È a lei che devo tutto, è lei l’unica che non mi ha allontanato quando le altre ragazze mi evitavano, allora, quando si seppe nel paese che mio fratello era impazzito. Ma di loro e delle loro famiglie non mi importava. Mi importava solo di lui ogni ora, ogni momento, quando sbraitava contro mia madre a ogni sciocchezza, quando i piatti pieni sobbalzavano sul tavolo. Gli vidi la scheggia rossa della follia nel lucido degli occhi, mentre si agitava e sputava sui muri di casa. Vidi la terra sotto i piedi spaccarsi in due e le due faglie allontanarsi come in un film; lui sull’altro lato era un guerriero sferragliante di parole dure – camicia di forza, elettrochoc – scagliate contro di noi, e quell’abisso mi faceva paura. I miei mi misero in mano una torcia, l’arma della tenerezza del fratello minore, a cercare di blandirlo, e su quel fascio di luce sempre più debole cercai di camminare nel vuoto e trattenerlo e agganciarlo, ma non bastava. Poi diventò muto, chiuse tutte le accuse in un sacco, ebbe cura di metterci anche un libretto di risparmio, per fortuna, e andò via. Non parlò mai più con nessuno di noi, da allora. Mia madre si consumò a ragionare sui perché, a cercare l’epicentro dei suoi scrupoli, l’inganno con cui lo aveva lasciato nella casa di cura. Così ne era uscito, tempo dopo: rabbia e odio e distanza, questo era il Vangelo. Mio padre continuò a girare tra i campi alla guida del trattore, con uno sguardo forte sotto l’ombra del cappello di paglia.

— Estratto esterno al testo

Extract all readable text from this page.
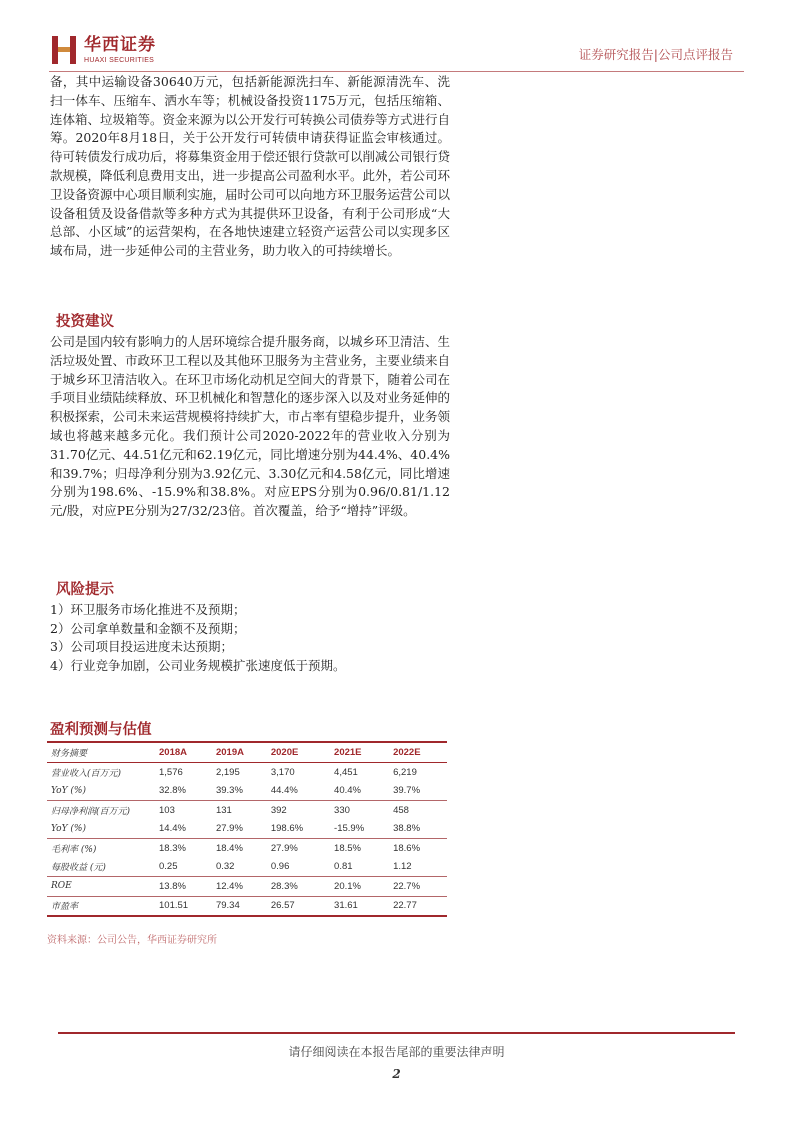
华西证券
HUAXI SECURITIES	证券研究报告|公司点评报告

备，其中运输设备30640万元，包括新能源洗扫车、新能源清洗车、洗扫一体车、压缩车、洒水车等；机械设备投资1175万元，包括压缩箱、连体箱、垃圾箱等。资金来源为以公开发行可转换公司债券等方式进行自筹。2020年8月18日，关于公开发行可转债申请获得证监会审核通过。待可转债发行成功后，将募集资金用于偿还银行贷款可以削减公司银行贷款规模，降低利息费用支出，进一步提高公司盈利水平。此外，若公司环卫设备资源中心项目顺利实施，届时公司可以向地方环卫服务运营公司以设备租赁及设备借款等多种方式为其提供环卫设备，有利于公司形成“大总部、小区域”的运营架构，在各地快速建立轻资产运营公司以实现多区域布局，进一步延伸公司的主营业务，助力收入的可持续增长。

投资建议

公司是国内较有影响力的人居环境综合提升服务商，以城乡环卫清洁、生活垃圾处置、市政环卫工程以及其他环卫服务为主营业务，主要业绩来自于城乡环卫清洁收入。在环卫市场化动机足空间大的背景下，随着公司在手项目业绩陆续释放、环卫机械化和智慧化的逐步深入以及对业务延伸的积极探索，公司未来运营规模将持续扩大，市占率有望稳步提升，业务领域也将越来越多元化。我们预计公司2020-2022年的营业收入分别为31.70亿元、44.51亿元和62.19亿元，同比增速分别为44.4%、40.4%和39.7%；归母净利分别为3.92亿元、3.30亿元和4.58亿元，同比增速分别为198.6%、-15.9%和38.8%。对应EPS分别为0.96/0.81/1.12元/股，对应PE分别为27/32/23倍。首次覆盖，给予“增持”评级。

风险提示

1）环卫服务市场化推进不及预期；

2）公司拿单数量和金额不及预期；

3）公司项目投运进度未达预期；

4）行业竞争加剧，公司业务规模扩张速度低于预期。

盈利预测与估值
财务摘要	2018A	2019A	2020E	2021E	2022E
营业收入(百万元)	1,576	2,195	3,170	4,451	6,219
YoY (%)	32.8%	39.3%	44.4%	40.4%	39.7%
归母净利润(百万元)	103	131	392	330	458
YoY (%)	14.4%	27.9%	198.6%	-15.9%	38.8%
毛利率 (%)	18.3%	18.4%	27.9%	18.5%	18.6%
每股收益 (元)	0.25	0.32	0.96	0.81	1.12
ROE	13.8%	12.4%	28.3%	20.1%	22.7%
市盈率	101.51	79.34	26.57	31.61	22.77
资料来源：公司公告，华西证券研究所
请仔细阅读在本报告尾部的重要法律声明
2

Vent’anni da allora sono passati, i miei sono morti, e io ho ancora in mano quella debole luce di torcia. Oggi non ho niente da lasciare sulla panchina di mio fratello, ma vado sempre a controllare se continua a inchiodare cartelli, o a fare le sue opere d’arte lì accanto al fiume con gli scheletri degli ombrelli o dei telai di finestre rotte. Mi avvicino e vedo lì, al centro della seduta un pacchetto giallo, nuovo di zecca, non riciclato, con un nastro elegante e un cartoncino “Per Andrea”. Non c’è in giro, ma di sicuro mi starà guardando. Alzo la mano a mezz’aria e torno a casa.

«Guarda,» dico ad Andrea mentre Elisa mi guarda dubbiosa «l’ho trovato su una panchina, ma c’è scritto per Andrea, è per te!» aiutandolo a rompere la carta e scoprire il regalo. «Bello!» dice tutto contento. È un orologino con la faccia di Gatto Silvestro, due zampe per lancette e il cinturino rosso.

«Ma chi è, chi me lo ha dato?»

«È uno che c’è e non c’è, però sa tutto, anche il giorno del tuo compleanno!»